Many attorneys like to use Dropbox because it makes it easy to share files and folders. The Transporter also does a great job with sharing files with others, whether they are in your office or around the world. You can give one other person, or a team of people, access to folders on your Transporter, and they can access and work on files on that folder but they won't have access to other folders. Likewise, someone else can give you access to a folder on their Transporter, and the contents show up in your own Connected Data folder. So you can either use one Transporter for your entire team (or perhaps even your entire office), or you can use multiple Transporters with different people having access to different folders.
I should note that the Transporter handles local files a little differently than Dropbox. With Dropbox, you see a folder on your hard drive that contains your Dropbox files. If you drag a file from your desktop to your Dropbox folder, the file is moved from the desktop to the folder. The local Transporter folder works like a virtual external hard drive, so if you drag a file from your desktop, the original file stays on your desktop and a copy is placed in your Transporter folder on your computer. (And then that file is encrypted and stored on the Transporter hardware.) For people who share a lot of folders, this is a safety feature because someone else with access to one of your Transporter folders has the ability to delete a file, and if they do so you might want to go back and get the original file. But right now, I only have a few shared folders and I am mostly using the Transporter to sync folders between my work and home computer, so I have been moving files to the trash after I put a copy in a Transporter folder.
The Transporter is still a new product. Last year, it was the subject of a successful Kickstarter campaign, and the company just started shipping Transporters in February of 2013. The company sent me a free review unit so that I could try out the product in advance of this sponsorship, and I just received a second free review unit so that I can test using one Transporter to store backup copies of folders. (One thing that every attorney in New Orleans learned during Hurricane Katrina is the importance of off-site backup.) While the software on my PC and my Mac works great, the iPhone/iPad app is still in beta testing and should be ready in a few weeks. Once the app is available and I have tried it out, I'll post about my experiences. For anyone like me who depends upon access to files on an iPad, that app is a critical part of the usefulness of the Transporter.

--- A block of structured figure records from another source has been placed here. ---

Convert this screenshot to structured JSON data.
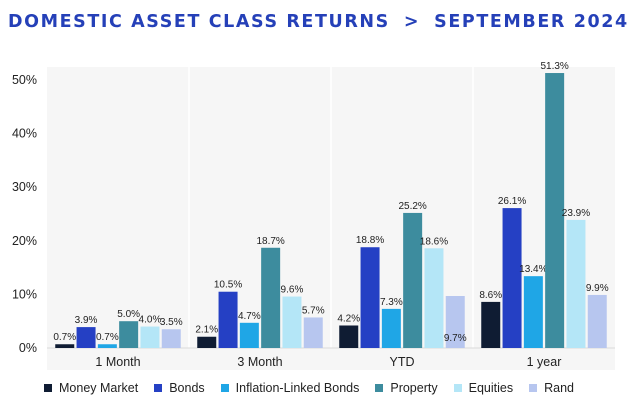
{
  "title": {
    "main": "DOMESTIC ASSET CLASS RETURNS",
    "separator": ">",
    "period": "SEPTEMBER 2024"
  },
  "chart_data": {
    "type": "bar",
    "categories": [
      "1 Month",
      "3 Month",
      "YTD",
      "1 year"
    ],
    "ylim": [
      0,
      50
    ],
    "yticks": [
      0,
      10,
      20,
      30,
      40,
      50
    ],
    "ytick_labels": [
      "0%",
      "10%",
      "20%",
      "30%",
      "40%",
      "50%"
    ],
    "grid": false,
    "legend_position": "bottom",
    "series": [
      {
        "name": "Money Market",
        "color": "#0f1c33",
        "values": [
          0.7,
          2.1,
          4.2,
          8.6
        ],
        "labels": [
          "0.7%",
          "2.1%",
          "4.2%",
          "8.6%"
        ]
      },
      {
        "name": "Bonds",
        "color": "#2540c4",
        "values": [
          3.9,
          10.5,
          18.8,
          26.1
        ],
        "labels": [
          "3.9%",
          "10.5%",
          "18.8%",
          "26.1%"
        ]
      },
      {
        "name": "Inflation-Linked Bonds",
        "color": "#1fa6e6",
        "values": [
          0.7,
          4.7,
          7.3,
          13.4
        ],
        "labels": [
          "0.7%",
          "4.7%",
          "7.3%",
          "13.4%"
        ]
      },
      {
        "name": "Property",
        "color": "#3d8c9e",
        "values": [
          5.0,
          18.7,
          25.2,
          51.3
        ],
        "labels": [
          "5.0%",
          "18.7%",
          "25.2%",
          "51.3%"
        ]
      },
      {
        "name": "Equities",
        "color": "#b4e6f7",
        "values": [
          4.0,
          9.6,
          18.6,
          23.9
        ],
        "labels": [
          "4.0%",
          "9.6%",
          "18.6%",
          "23.9%"
        ]
      },
      {
        "name": "Rand",
        "color": "#b7c6ef",
        "values": [
          3.5,
          5.7,
          9.7,
          9.9
        ],
        "labels": [
          "3.5%",
          "5.7%",
          "9.7%",
          "9.9%"
        ]
      }
    ]
  }
}
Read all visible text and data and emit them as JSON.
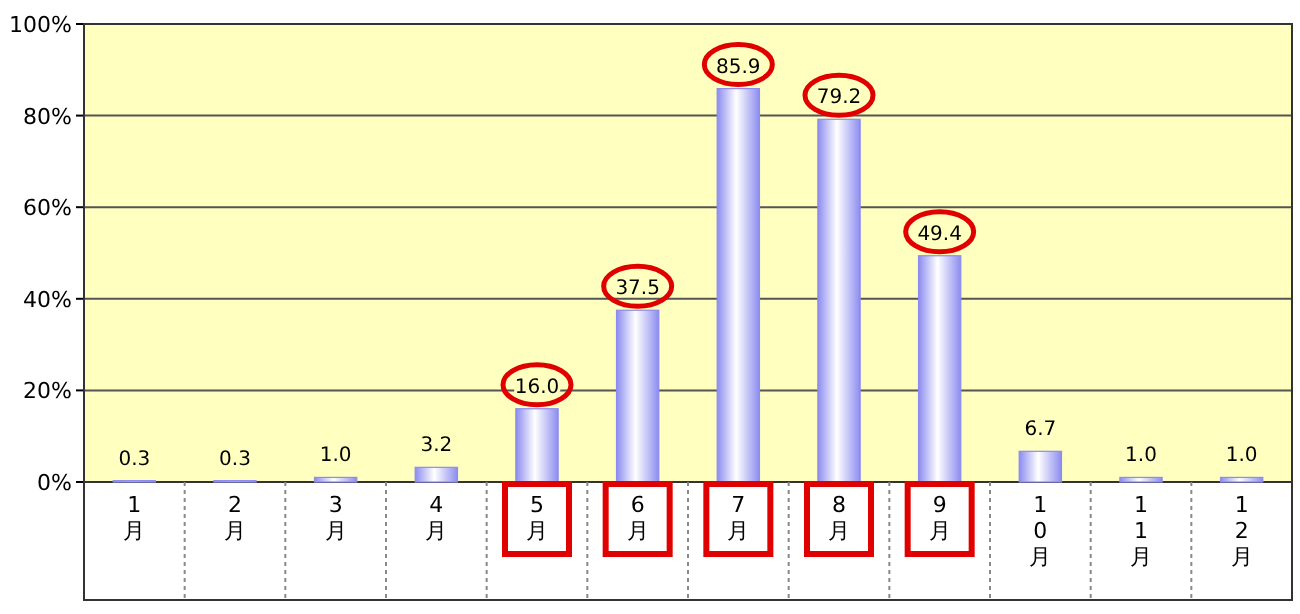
{
  "chart_data": {
    "type": "bar",
    "categories": [
      "1月",
      "2月",
      "3月",
      "4月",
      "5月",
      "6月",
      "7月",
      "8月",
      "9月",
      "10月",
      "11月",
      "12月"
    ],
    "values": [
      0.3,
      0.3,
      1.0,
      3.2,
      16.0,
      37.5,
      85.9,
      79.2,
      49.4,
      6.7,
      1.0,
      1.0
    ],
    "color": "#8c8cf0",
    "ylim": [
      0,
      100
    ],
    "yticks": [
      {
        "value": 0,
        "label": "0%"
      },
      {
        "value": 20,
        "label": "20%"
      },
      {
        "value": 40,
        "label": "40%"
      },
      {
        "value": 60,
        "label": "60%"
      },
      {
        "value": 80,
        "label": "80%"
      },
      {
        "value": 100,
        "label": "100%"
      }
    ],
    "grid": "y",
    "value_labels": [
      "0.3",
      "0.3",
      "1.0",
      "3.2",
      "16.0",
      "37.5",
      "85.9",
      "79.2",
      "49.4",
      "6.7",
      "1.0",
      "1.0"
    ]
  }
}
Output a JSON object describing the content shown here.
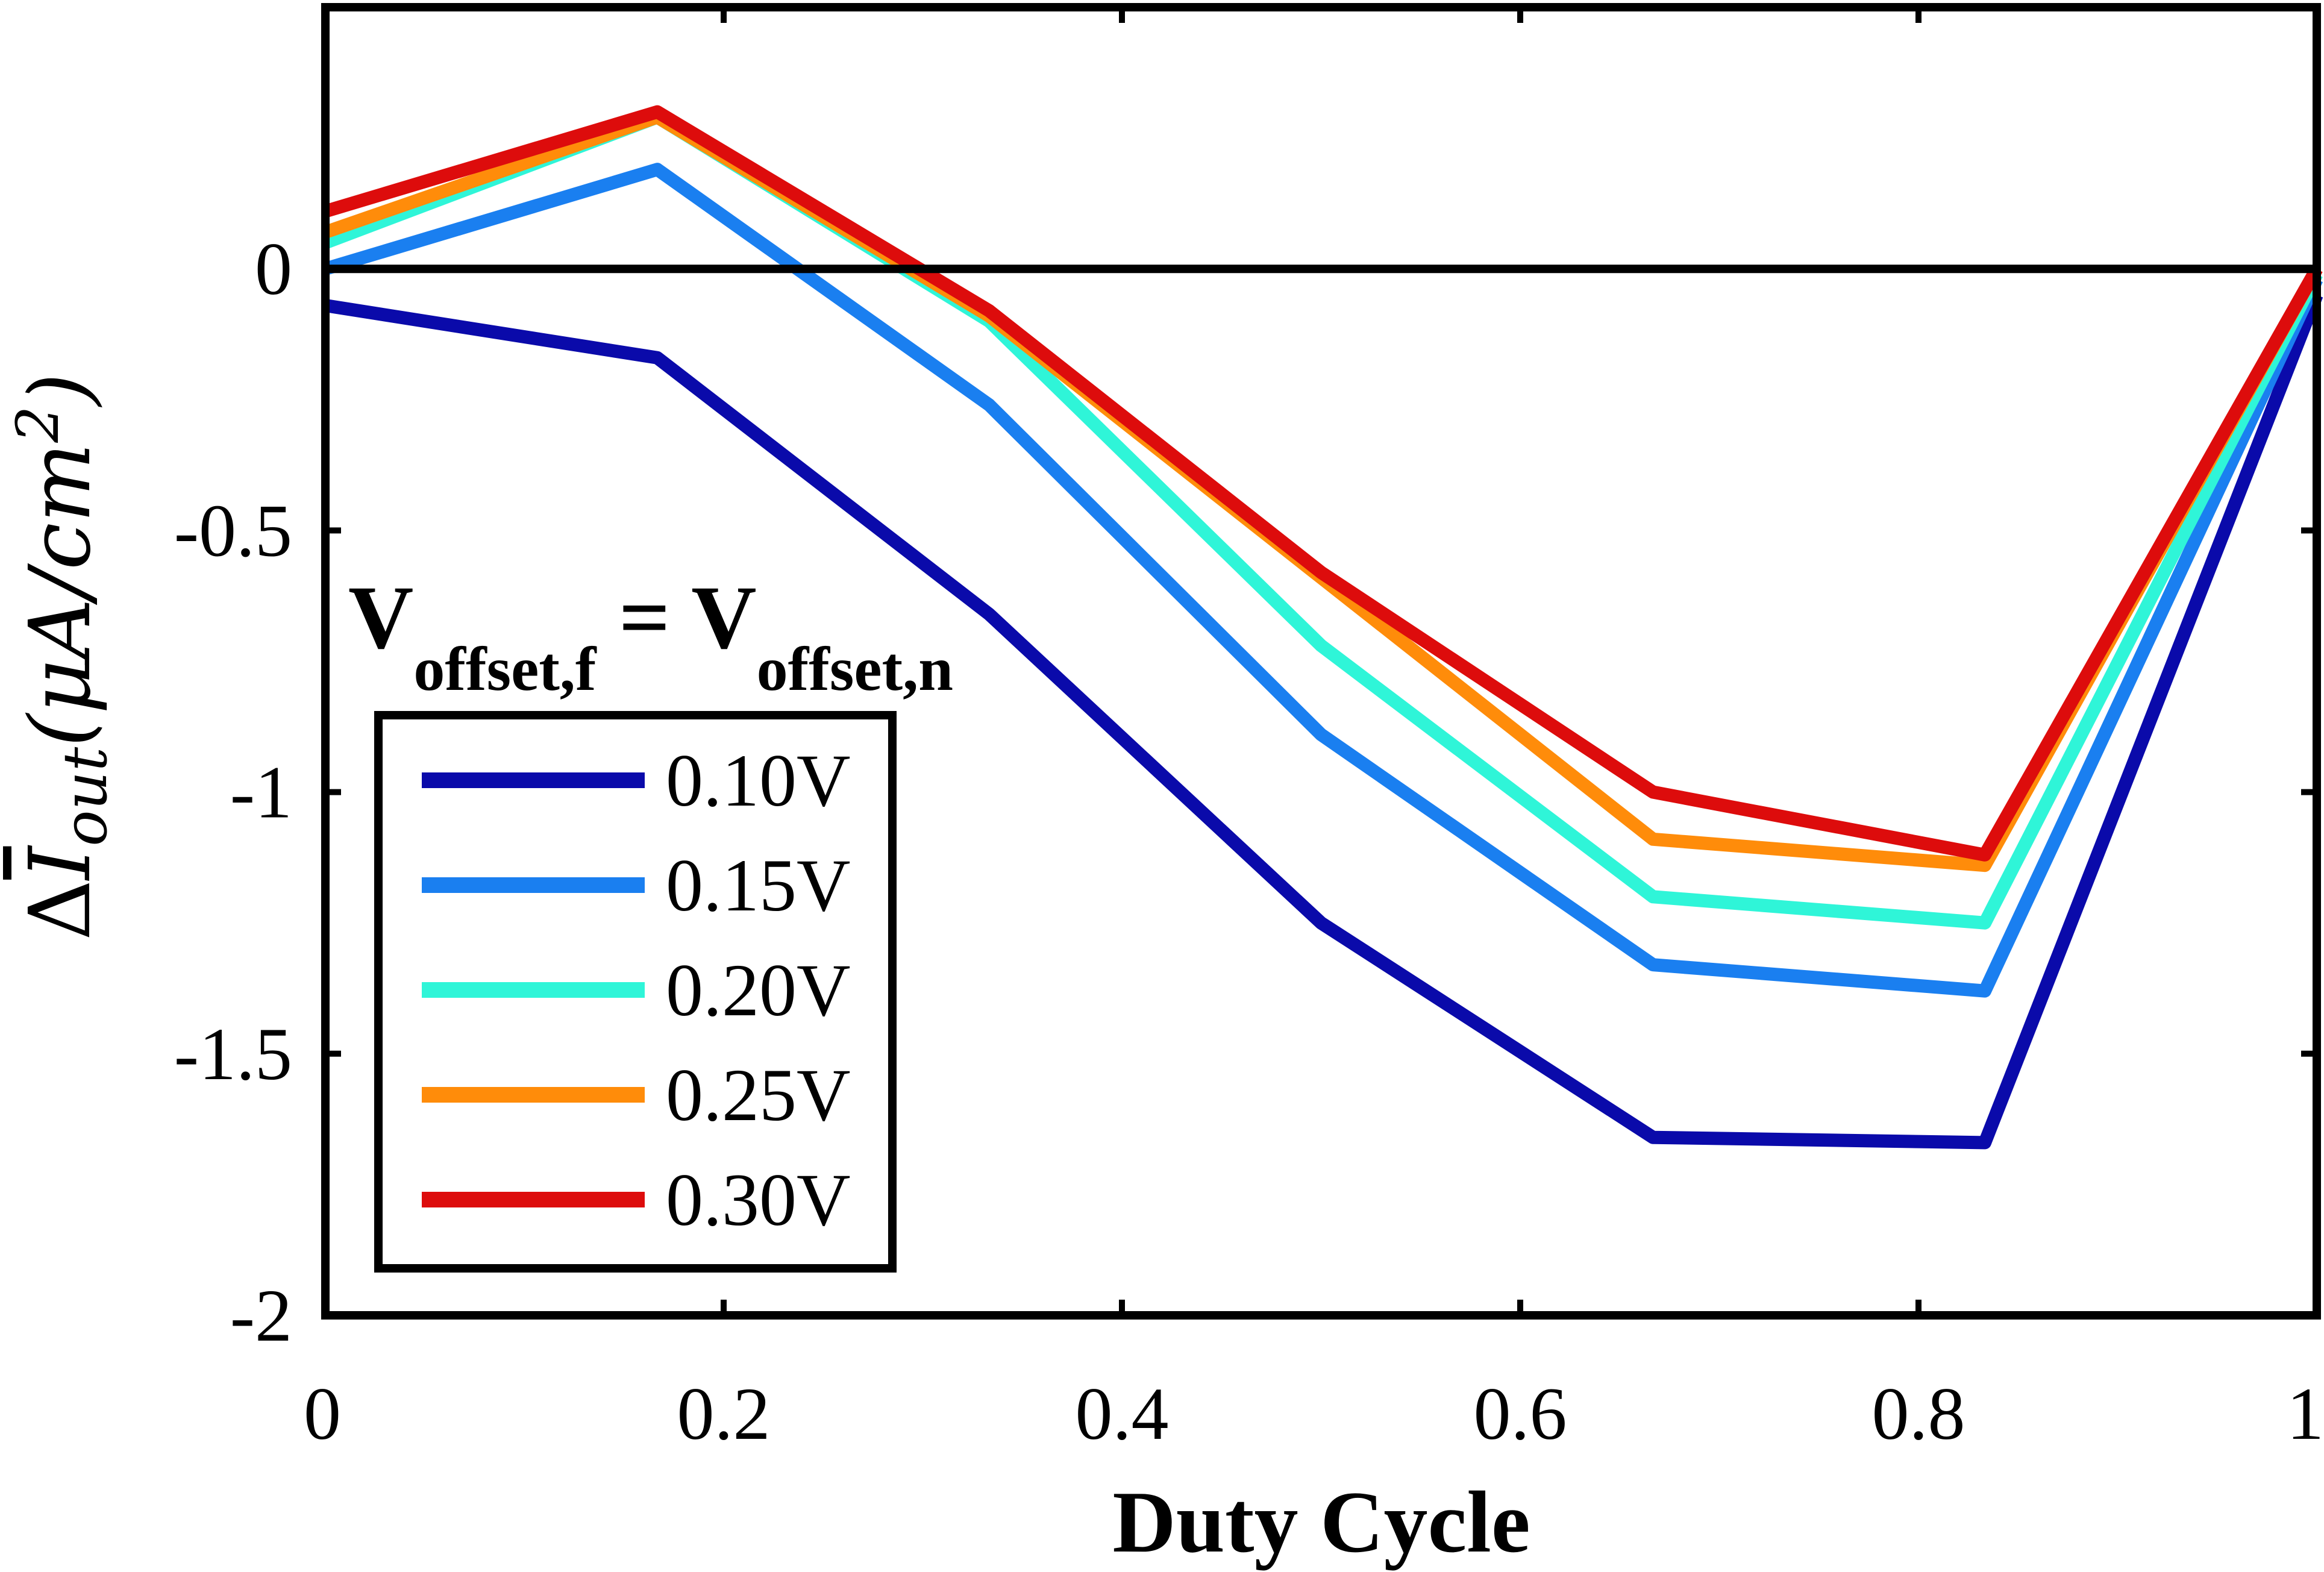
{
  "chart_data": {
    "type": "line",
    "title": "",
    "xlabel": "Duty Cycle",
    "ylabel_parts": {
      "delta": "Δ",
      "symbol": "I",
      "subscript": "out",
      "unit": "(μA/cm",
      "unit_exp": "2",
      "unit_close": ")"
    },
    "xlim": [
      0,
      1
    ],
    "ylim": [
      -2,
      0.5
    ],
    "xticks": [
      0,
      0.2,
      0.4,
      0.6,
      0.8,
      1
    ],
    "xtick_labels": [
      "0",
      "0.2",
      "0.4",
      "0.6",
      "0.8",
      "1"
    ],
    "yticks": [
      -2,
      -1.5,
      -1,
      -0.5,
      0
    ],
    "ytick_labels": [
      "-2",
      "-1.5",
      "-1",
      "-0.5",
      "0"
    ],
    "reference_line_y": 0,
    "grid": false,
    "legend": {
      "placement": "lower-left",
      "title_parts": {
        "lhs": "V",
        "lhs_sub": "offset,f",
        "eq": " = ",
        "rhs": "V",
        "rhs_sub": "offset,n"
      }
    },
    "x": [
      0,
      0.1667,
      0.3333,
      0.5,
      0.6667,
      0.8333,
      1
    ],
    "series": [
      {
        "name": "0.10V",
        "color": "#0a0aaa",
        "values": [
          -0.07,
          -0.17,
          -0.66,
          -1.25,
          -1.66,
          -1.67,
          -0.05
        ]
      },
      {
        "name": "0.15V",
        "color": "#1a7ff0",
        "values": [
          0.0,
          0.19,
          -0.26,
          -0.89,
          -1.33,
          -1.38,
          -0.02
        ]
      },
      {
        "name": "0.20V",
        "color": "#2ff5d8",
        "values": [
          0.05,
          0.29,
          -0.1,
          -0.72,
          -1.2,
          -1.25,
          -0.01
        ]
      },
      {
        "name": "0.25V",
        "color": "#ff8c0a",
        "values": [
          0.07,
          0.29,
          -0.09,
          -0.59,
          -1.09,
          -1.14,
          0.0
        ]
      },
      {
        "name": "0.30V",
        "color": "#dd0c0c",
        "values": [
          0.11,
          0.3,
          -0.08,
          -0.58,
          -1.0,
          -1.12,
          0.0
        ]
      }
    ]
  }
}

But even though this product is new, I am very excited about it. In my one week of testing so far, it has worked great, and once the iOS app is released, the Transporter may well change the way that I work with files. Transporter offers the advantages of traditional cloud storage while offering much more storage at much less cost, provides the enhanced security of an external hard drive in your locked office, and allows you to use additional Transporters to get the same protection that you would otherwise have to pay for on a monhtly basis with an off-site storage company.
Thanks again to Connected Data for sponsoring iPhone J.D. this month, and kudos for coming up with such a useful product.